Book Review: Transformative Assessment, by W. James Popham

Unlike the majority of short paperbacks published by ASCD, this book does not seem to lend itself so well to use in very brief meetings with teachers or teacher candidates.  While many ASCD titles work well on weekend retreats or for “introduction, discussion, and application” in a one-day workshop, this one may need to be used in several meetings. 

Because of the complicated presentation of the four major levels of formative assessment and the steps to using each one, presenters or teacher-educators may wish to assign a chapter and then cover it separately from others.  The problem with adding so much complicated work to a busy teacher’s workday or semester is that a teaching tool meant to improve one’s teaching can have an adverse effect: it can confuse educators to the point that they give up trying to use it.

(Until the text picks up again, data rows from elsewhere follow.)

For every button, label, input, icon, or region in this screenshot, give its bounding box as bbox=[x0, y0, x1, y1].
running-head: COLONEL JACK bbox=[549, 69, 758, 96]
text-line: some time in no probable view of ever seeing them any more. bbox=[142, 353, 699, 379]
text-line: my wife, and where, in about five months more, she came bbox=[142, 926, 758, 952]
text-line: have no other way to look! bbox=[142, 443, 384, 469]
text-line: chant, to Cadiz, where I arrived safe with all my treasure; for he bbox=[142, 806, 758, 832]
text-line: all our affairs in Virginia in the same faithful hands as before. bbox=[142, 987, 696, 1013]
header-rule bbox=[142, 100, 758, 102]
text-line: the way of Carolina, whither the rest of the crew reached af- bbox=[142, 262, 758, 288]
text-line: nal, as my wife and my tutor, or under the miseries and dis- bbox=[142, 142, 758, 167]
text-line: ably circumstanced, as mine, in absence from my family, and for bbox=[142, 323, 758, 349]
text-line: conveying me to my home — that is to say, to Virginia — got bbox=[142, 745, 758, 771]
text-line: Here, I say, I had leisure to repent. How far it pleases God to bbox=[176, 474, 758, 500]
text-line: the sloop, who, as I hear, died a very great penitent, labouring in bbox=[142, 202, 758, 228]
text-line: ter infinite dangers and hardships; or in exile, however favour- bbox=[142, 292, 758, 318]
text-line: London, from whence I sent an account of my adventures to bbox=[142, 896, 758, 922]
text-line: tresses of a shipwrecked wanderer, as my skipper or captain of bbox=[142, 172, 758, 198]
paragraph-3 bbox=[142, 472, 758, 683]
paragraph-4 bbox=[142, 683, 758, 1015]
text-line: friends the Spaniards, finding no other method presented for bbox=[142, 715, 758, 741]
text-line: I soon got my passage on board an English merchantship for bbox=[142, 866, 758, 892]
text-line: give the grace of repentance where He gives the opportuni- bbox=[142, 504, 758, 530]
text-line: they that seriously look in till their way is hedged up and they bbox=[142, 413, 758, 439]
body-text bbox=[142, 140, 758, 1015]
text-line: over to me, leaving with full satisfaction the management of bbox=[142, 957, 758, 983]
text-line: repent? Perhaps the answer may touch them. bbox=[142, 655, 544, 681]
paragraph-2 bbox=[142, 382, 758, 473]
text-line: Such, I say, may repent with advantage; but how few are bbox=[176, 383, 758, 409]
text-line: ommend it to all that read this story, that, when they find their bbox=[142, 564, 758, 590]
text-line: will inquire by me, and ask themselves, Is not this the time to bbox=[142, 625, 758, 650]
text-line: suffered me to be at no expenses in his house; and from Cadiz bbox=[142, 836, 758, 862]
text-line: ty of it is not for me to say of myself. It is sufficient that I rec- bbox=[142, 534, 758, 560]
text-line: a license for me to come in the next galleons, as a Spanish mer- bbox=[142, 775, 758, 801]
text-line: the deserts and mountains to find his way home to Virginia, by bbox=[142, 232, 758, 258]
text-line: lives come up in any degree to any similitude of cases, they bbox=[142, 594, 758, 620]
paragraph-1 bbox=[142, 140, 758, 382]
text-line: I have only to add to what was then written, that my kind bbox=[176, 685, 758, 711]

The author tells us there are four different levels of formative assessment, starting with the teacher’s strategies for checking on students’ ongoing mastery of concepts and ranging all the way to schoolwide implementation of the process.  He tells us of the development of the term and shows the interest in this process, starting with work done by the Council of Chief State School Officers.  Growing out of the work on formative assessment is Popham’s work with “transformative” aspects of assessment, meaning the ways in which a school can be changed at those four levels.     

Popham here presents a helpful but difficult explanation of formative assessment, beginning by explaining that this process is one used by teachers as a way to monitor student learning and by students as a way to assess whether they are digesting the pieces of information being covered by the teacher.  It has a constructivist aspect to it, in that the students are supposed to get better as figuring out what they should know and how they should be able to show it.

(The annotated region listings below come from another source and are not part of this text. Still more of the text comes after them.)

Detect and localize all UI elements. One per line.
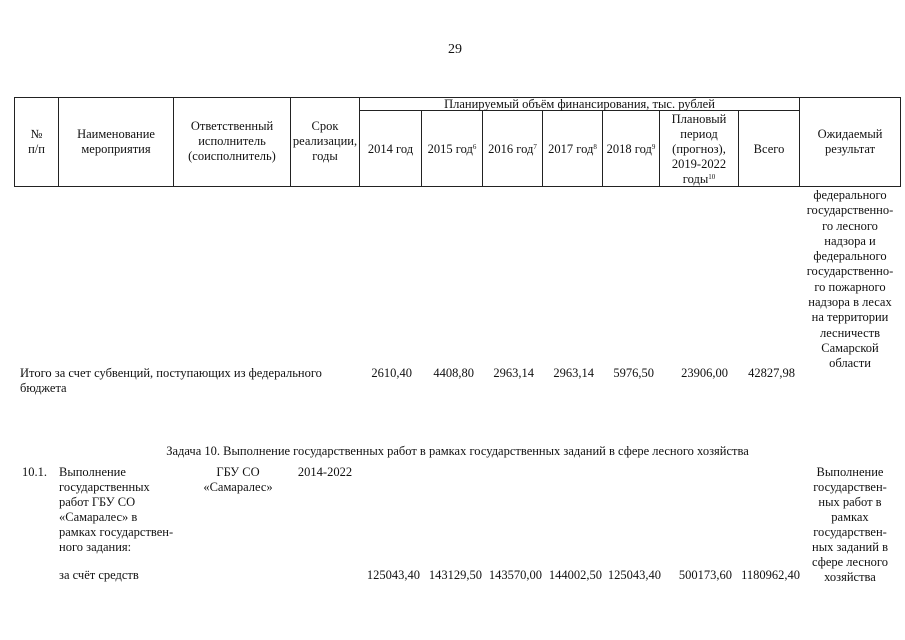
row-result: Выполнение государствен- ных работ в рамках государствен- ных заданий в сфере лесного хозяйства [812,465,888,584]
header-bottom-line [14,186,901,187]
row-value-2016: 143570,00 [488,568,542,582]
row-value-2014: 125043,40 [366,568,420,582]
row-value-2018: 125043,40 [607,568,661,582]
continued-result-text: федерального государственно- го лесного надзора и федерального государственно- го пожарного надзора в лесах на территории лесничеств Самарской области [806,188,894,371]
row-value-plan: 500173,60 [678,568,732,582]
header-total: Всего [753,142,785,156]
subtotal-label: Итого за счет субвенций, поступающих из федерального бюджета [20,366,322,395]
header-funding-group: Планируемый объём финансирования, тыс. рублей [444,97,715,111]
subtotal-value-2018: 5976,50 [613,366,654,380]
header-name: Наименование мероприятия [77,127,155,156]
row-term: 2014-2022 [297,465,353,479]
header-year-2014: 2014 год [367,142,414,156]
header-num: № п/п [28,127,45,156]
subtotal-value-total: 42827,98 [748,366,795,380]
subtotal-value-2016: 2963,14 [493,366,534,380]
subtotal-value-2017: 2963,14 [553,366,594,380]
row-value-total: 1180962,40 [741,568,800,582]
header-plan-period: Плановый период (прогноз), 2019-2022 годы$^{10}$ [671,112,727,186]
header-executor: Ответственный исполнитель (соисполнитель) [188,119,276,163]
header-year-2015: 2015 год$^6$ [427,142,477,156]
header-top-line-result [799,97,901,98]
row-value-2015: 143129,50 [428,568,482,582]
row-sub-label: за счёт средств [59,568,139,582]
subtotal-value-2014: 2610,40 [371,366,412,380]
row-value-2017: 144002,50 [548,568,602,582]
col-line [900,97,901,187]
row-executor: ГБУ СО «Самаралес» [203,465,273,494]
row-name: Выполнение государственных работ ГБУ СО «Самаралес» в рамках государствен- ного задания: [59,465,174,554]
page-number: 29 [448,42,462,57]
header-term: Срок реализации, годы [292,119,358,163]
header-year-2017: 2017 год$^8$ [548,142,597,156]
task-heading: Задача 10. Выполнение государственных работ в рамках государственных заданий в сфере лесного хозяйства [166,444,749,458]
header-year-2016: 2016 год$^7$ [488,142,537,156]
subtotal-value-2015: 4408,80 [433,366,474,380]
row-number: 10.1. [22,465,47,479]
header-year-2018: 2018 год$^9$ [606,142,656,156]
subtotal-value-plan: 23906,00 [681,366,728,380]
header-result: Ожидаемый результат [817,127,883,156]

Murky begets murky, though, and on top of the four different levels of formative assessment there are different stages that need to be given attention.  This makes the confusion a little more pointed, and it may be that many busy educators simply don’t have the energy to focus on what is being proposed here.  There is, however, a very clear discussion of how standardized testing works, and why 1) it is not a form of formative assessment; 2) it does not necessarily reflect good teaching; and 3) it does not necessarily improve in a building where educators have embraced the strategies and principles of formative assessment.

The above negative points having been made, I would recommend that you regard this text as a good resource and a decent overview of formative assessment and Popham’s version of it.  However, you as teacher educators and classroom experts in your own right will have to decide whether you have a good use for this short book.  I might use it as optional reading in an advanced course for students who would have experience teaching and who could critique it for themselves.